En avril 2011 Anna Netrebko s’empare du rôle d’Anna Bolena au Staatsoper de Vienne et y remporte l’un des plus grands triomphes de sa carrière, salué par une presse unanime et préservé par un DVD (DGG). Quelques mois plus tard, elle renouvelle l’exploit dans une somptueuse production conçue par David McVicar pour l’ouverture de la saison du Metropolitan Opera. Retransmis dans des centaines de cinémas à travers le monde ce spectacle que le Met propose aujourd’hui en streaming, a définitivement installé Netrebko dans le peloton de tête des meilleures interprètes du rôle et scellé son statut de star internationale. Dès son entrée la soprano russo-autrichienne convainc par l’autorité et la sûreté de son chant là où à Vienne elle avançait avec prudence, comme le montre la cabalette « Non v’ha sguardo » dont les ornementations sont exécutées avec une grande facilité. Tout au long de la soirée le public est sous le charme de cette voix large et saine au son plein et riche, capable d’aligner d’impressionnants forte dans les scènes de colère comme de distiller de somptueux aigus flottants, notamment dans un « Al dolce guidami » aérien, tout empreint de nostalgie. L’interprète nous régale d’une large palette d’affects, du dédain au désespoir, de la colère à la folie dans une scène finale impressionnante dont la cabalette à l’écriture meurtrière « Coppia iniqua », doublée et ornementée, lui permet de trouver dans sa voix des accents rauques qui évoquent ceux d’un fauve traqué. L’effet est saisissant.
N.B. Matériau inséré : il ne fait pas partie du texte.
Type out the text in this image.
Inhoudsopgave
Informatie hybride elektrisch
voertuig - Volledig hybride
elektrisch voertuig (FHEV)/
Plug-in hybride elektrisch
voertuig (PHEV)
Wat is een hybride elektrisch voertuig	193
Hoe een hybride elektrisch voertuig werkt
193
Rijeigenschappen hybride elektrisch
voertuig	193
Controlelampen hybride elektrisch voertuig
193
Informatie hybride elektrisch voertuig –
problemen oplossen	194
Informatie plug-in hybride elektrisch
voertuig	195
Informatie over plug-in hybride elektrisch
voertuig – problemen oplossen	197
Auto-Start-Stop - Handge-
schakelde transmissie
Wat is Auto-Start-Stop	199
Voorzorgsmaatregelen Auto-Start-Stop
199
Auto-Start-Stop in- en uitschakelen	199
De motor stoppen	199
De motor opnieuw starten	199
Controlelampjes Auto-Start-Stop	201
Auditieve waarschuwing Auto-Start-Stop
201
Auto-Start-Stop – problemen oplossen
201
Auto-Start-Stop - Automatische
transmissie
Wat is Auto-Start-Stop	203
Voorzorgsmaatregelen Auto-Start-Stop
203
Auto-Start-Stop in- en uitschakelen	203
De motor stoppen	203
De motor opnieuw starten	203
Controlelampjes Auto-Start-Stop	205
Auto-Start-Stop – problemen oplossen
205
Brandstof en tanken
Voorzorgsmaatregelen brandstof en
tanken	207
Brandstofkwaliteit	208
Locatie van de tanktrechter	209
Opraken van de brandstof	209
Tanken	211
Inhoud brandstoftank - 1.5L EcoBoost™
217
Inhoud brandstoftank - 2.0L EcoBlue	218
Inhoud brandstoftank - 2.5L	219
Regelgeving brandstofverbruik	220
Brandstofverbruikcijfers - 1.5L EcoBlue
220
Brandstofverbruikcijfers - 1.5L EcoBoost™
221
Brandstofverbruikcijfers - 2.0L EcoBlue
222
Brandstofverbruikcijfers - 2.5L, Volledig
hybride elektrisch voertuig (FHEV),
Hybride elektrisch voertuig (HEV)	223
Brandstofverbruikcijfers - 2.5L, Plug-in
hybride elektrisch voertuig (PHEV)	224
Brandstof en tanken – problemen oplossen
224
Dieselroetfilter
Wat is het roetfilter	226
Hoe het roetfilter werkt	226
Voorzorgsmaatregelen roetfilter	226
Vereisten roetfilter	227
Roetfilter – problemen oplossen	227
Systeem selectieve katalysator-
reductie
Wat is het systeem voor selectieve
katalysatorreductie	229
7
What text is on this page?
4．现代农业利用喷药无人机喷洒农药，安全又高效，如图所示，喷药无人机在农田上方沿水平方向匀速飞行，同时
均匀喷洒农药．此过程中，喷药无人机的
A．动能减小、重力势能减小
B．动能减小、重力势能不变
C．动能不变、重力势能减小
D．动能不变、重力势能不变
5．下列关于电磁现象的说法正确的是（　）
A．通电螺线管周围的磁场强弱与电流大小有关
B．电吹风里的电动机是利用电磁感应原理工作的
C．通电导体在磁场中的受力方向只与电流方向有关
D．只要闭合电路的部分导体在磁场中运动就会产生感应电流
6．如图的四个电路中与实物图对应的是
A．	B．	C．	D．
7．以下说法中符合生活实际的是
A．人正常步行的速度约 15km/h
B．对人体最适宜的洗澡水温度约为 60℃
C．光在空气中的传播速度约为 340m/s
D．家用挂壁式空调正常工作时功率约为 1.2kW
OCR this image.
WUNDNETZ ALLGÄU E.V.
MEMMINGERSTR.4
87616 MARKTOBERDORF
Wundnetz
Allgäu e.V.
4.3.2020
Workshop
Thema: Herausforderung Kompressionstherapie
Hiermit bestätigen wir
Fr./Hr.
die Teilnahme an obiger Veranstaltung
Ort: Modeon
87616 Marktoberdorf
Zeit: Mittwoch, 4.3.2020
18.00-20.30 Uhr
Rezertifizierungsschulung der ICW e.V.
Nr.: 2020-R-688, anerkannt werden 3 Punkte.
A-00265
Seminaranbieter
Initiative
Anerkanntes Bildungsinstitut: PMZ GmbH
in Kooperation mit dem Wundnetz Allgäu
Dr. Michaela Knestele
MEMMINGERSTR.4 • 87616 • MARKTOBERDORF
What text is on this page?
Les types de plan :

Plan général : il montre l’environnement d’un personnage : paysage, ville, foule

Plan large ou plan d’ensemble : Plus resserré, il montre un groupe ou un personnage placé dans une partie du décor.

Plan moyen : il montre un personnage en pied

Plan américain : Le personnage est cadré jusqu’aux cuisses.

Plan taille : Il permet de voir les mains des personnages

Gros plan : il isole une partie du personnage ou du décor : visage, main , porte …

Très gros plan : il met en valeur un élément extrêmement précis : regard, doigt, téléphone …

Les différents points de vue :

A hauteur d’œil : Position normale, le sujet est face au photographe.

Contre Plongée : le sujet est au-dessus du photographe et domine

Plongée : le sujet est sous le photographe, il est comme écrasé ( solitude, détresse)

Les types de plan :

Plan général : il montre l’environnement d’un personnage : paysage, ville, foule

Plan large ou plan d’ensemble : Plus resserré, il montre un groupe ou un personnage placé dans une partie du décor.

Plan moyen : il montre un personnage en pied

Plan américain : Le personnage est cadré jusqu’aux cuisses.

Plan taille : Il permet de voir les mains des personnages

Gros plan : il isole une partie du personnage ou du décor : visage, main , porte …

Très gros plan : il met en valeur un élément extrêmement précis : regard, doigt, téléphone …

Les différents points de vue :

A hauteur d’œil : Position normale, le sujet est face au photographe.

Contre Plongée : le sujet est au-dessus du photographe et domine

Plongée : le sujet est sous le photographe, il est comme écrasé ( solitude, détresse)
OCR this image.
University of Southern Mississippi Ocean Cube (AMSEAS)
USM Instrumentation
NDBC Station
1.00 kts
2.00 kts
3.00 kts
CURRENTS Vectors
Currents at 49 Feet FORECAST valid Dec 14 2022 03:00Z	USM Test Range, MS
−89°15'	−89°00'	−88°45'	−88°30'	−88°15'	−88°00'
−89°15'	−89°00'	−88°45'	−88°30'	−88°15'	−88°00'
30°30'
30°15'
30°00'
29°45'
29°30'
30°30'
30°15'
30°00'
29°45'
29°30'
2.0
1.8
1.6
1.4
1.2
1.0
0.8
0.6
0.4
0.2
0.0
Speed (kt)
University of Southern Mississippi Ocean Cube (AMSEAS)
Face à une incarnation aussi spectaculaire, rien d’étonnant à ce que la Seymour d’Ekaterina Gubanova paraisse légèrement en retrait. La mezzo-soprano russe ne manque pourtant pas d’atouts, une voix homogène, un timbre délicatement ambré, un legato impeccable. Elle confère à son personnage dont elle excelle à traduire la complexité, une profondeur doublée d’une vulnérabilité intenses, notamment dans sa grande scène d’affrontement avec Anna au début du deux. Stephen Costello campe un Percy héroïque et passionné. Doté d’un timbre séduisant, d’une voix souple et flexible et d’un registre aigu aisé, le ténor américain maîtrise parfaitement la colorature de « Ah così nei dì ridenti » et se montre particulièrement à la hauteur dans le trio « Ambo morrete, o perfidi » à la fin du deuxième acte. Dans le rôle d’Enrico, Ildar Abdrazakov impressionne par sa présence scénique imposante et son timbre de bronze. Il campe un souverain autoritaire et brutal, lascif à ses heures, tiraillé entre son amour pour Seymour et la jalousie que lui inspire toujours Anna. Dans son duo avec la première sa voix se fait tendre et suave tandis que lors du trio du deuxième acte qui l’oppose à Percy et Anna, elle inspire l’effroi. Grande et mince, Tamara Mumford a l’allure d’un jeune éphèbe, un physique qui convient au personnage de Smeton qu’elle incarne avec une voix sonore et fluide et un chant d’un style impeccable. Belles prestations de Keith Miller et d’Eduardo Valdès, parfait dans le rôle du méchant de service.
David McVicar joue la carte du respect des didascalies et du cadre spatio-temporel de l’intrigue. Ainsi les somptueux costumes de Jenny Tiramani semblent sortis tout droit d’un tableau de Hans Holbein. Les décors monumentaux de Robert Jones où le noir et le beige dominent avec par moment un élément rouge vif – le lit de l’héroïne – soulignent l’austérité du palais d’Enrico tout en créant un climat oppressant. La direction d’acteur, sobre et sans esbroufe, n’en est pas moins efficace.
Au pupitre, Marco Armiliato adopte des tempos contrastés, souvent rapides, attentif aux chanteurs. Ses conclusions d’actes témoignent d’un sens aigu du théâtre.